Creating the Best Math and Science Educational Experiences for Youth

In the almost 15 years since I’ve graduated from high school I’ve notice the major changes in how children are educated. I feel like I’m not old enough to be say when I was a kid things were different, but I’m saying that on a regular basis. When I was a child, parents and educators seemed to work together more to provide a quality education for children. There were learning experiences both at home and in school. I have memories of conducting science experiments both at home and in school as early as elementary school. However, I am realizing that kids today don’t have the same opportunity that I did during my K-12 education.

All students don’t have an equal opportunity to have a great science educational experience. I have been spending time in schools and am realizing that kids aren’t engaged in enough hands on science or science that is relevant to them that make them interested in science. I was having a conversation with a 5th grader and he was talking about what he learned in science class that day. What they learned bored me to death, they were talking about a scientist that is dead and technology that is obsolete. I know that science history is an important part of science, but kids should be learning something that is relevant and current and about scientists that are alive today. But thing that I was grateful was that at least this student was learning science. I’m always curious how the state science and mathematics standards are chosen. Is the curriculum team made up of a diversity of math and science educators and professionals? Do they select the material based that provide the students with a strong foundation as well as engage them in the subjects? Do they select a curriculum that all school districts will be able to implement, including those districts and schools with limited resources? Do they consider if the curriculum is academically preparing them for post secondary education and pursuing careers in these subjects? I believe that a strong curriculum should include all these elements to ensure the academic success of our children in math and science.

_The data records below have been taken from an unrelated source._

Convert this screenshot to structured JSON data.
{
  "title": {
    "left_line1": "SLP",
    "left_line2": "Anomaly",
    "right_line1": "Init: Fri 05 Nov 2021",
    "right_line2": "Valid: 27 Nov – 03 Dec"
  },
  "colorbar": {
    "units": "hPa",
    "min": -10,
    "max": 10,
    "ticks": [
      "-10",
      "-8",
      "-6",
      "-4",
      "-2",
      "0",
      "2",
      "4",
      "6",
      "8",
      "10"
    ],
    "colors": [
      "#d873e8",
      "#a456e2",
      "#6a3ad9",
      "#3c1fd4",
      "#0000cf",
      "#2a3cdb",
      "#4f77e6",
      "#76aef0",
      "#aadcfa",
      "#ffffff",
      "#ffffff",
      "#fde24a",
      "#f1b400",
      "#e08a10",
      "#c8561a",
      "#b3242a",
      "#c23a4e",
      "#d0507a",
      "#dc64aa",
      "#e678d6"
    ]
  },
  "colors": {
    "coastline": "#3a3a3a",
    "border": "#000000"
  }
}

In addition, most state curriculum the core subjects are language arts, math, social studies and science. However the priority of instructional time in our schools, especially in elementary school isn’t always focused on equal preparation in all subject areas. There are studies that show that elementary students don’t always get an adequate amount of science as a part of their curriculum. There are various reasons for this; the main reason is that not enough resources are put into science education because science is rarely on the standardized test that has become a critical part of education. Another reason is not all elementary teachers feel comfortable enough to teach their students science. With elementary school being the foundation for learning in all subject areas, if there is no strong foundation for science how will kids excel when they go to middle and high school. This doesn’t create an environment for our kids to excel in science, let alone pursue careers in these fields.

In order for us to provide the best educational experience for our youth, we must hold the educational system accountable for ensuring that all subject areas have equal instructional time. We shouldn’t give more subject areas more instructional time simply because our students will be tested in those subjects. The best way we can hold them in accountable is to build a relationship with the educational system at all levels; the individual schools, school district and state department of education. We want to make sure that our children are academically prepared to enter the future workforce, which will be an educated workforce.